Research >> The ILIT R&D Methodology

R&D can be method-oriented or task-oriented. Many R&D groups in academia tend to concentrate on particular methods and techniques – algorithms, logics, formal languages, etc. – and then seek applications for evaluating and testing these methods. Task-oriented research starts with a real-world problem and then devise methods to best tackle it. (This distinction is, to a degree, an abstraction; in reality, many more factors play a role in the choice of research paradigm.) Both basic and applied research at ILIT is guided by our belief that the real breakthrough in language technologies will take place only if the computer systems will gain the capability to understand texts, not just to manipulate and compare uninterpreted or underinterpreted symbol strings on the basis of their occurrence in texts.

To attain this capability, computer systems must become self-aware and aware of the world that surrounds them. They must internalize descriptions of kinds of events and objects (both physical and mental) that exist in the world; they must be able to model their own goals and plans; they must also be aware of other intelligent agents and their goals, plans and knowledge. Finally, in order to model intelligent communication with humans, the systems must internalize the knowledge about one or more human languages, including the connections between elements of language and elements of their internal world model.

In view of the above, the main line of ILIT’s basic research is devoted to the many and various facets of extracting and manipulating meaning in natural languages.
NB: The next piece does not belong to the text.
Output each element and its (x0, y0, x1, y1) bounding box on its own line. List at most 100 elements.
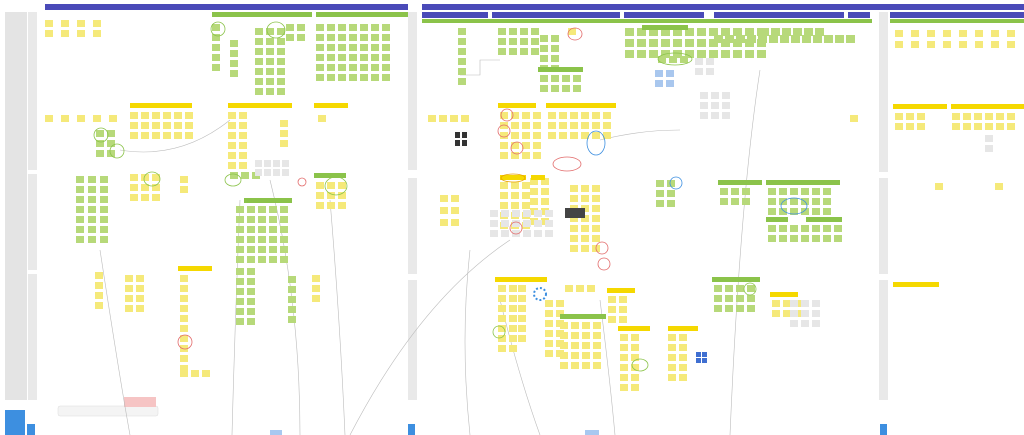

Since our goal is to build comprehensive working systems (rather than develop limited-purview theories), we cannot work on semantics in isolation; determination and manipulation of meaning relies on computational descriptions of several non-semantic strata of language: ecology, lexis, morphology and syntax – in addition to semantics proper. Our approach is strictly computational – we are developing algorithms and building systems for text analysis that result in meaning specification as well as for text synthesis on the basis of its meaning. Our approach integrates rule-based and corpus-based methods, in that the conditions in our processing rules may include both linguistically and ontologically motivated constraints and results of frequency and co-occurrence analysis of text elements in corpora.

Our basic scientific paradigm, incorporating all of the above facets, is embodied in the theory of ontological semantics. This theory is realized as a society of “microtheories” of particular language and world phenomena. This arrangement helps to organize the vast descriptive and computational enterprise. It also makes it possible to “import” descriptions available for particular phenomena and then adapt them for our needs. At the center of our current basic research are a number of lexical-semantic microtheories as well as the study of reference.

Adding treatment of meaning in various languages to the battery of existing natural language processing technologies is the mainstay of ILIT’s applications research.

Development of tools and knowledge resources to support our basic and applied research has been an important component of our work.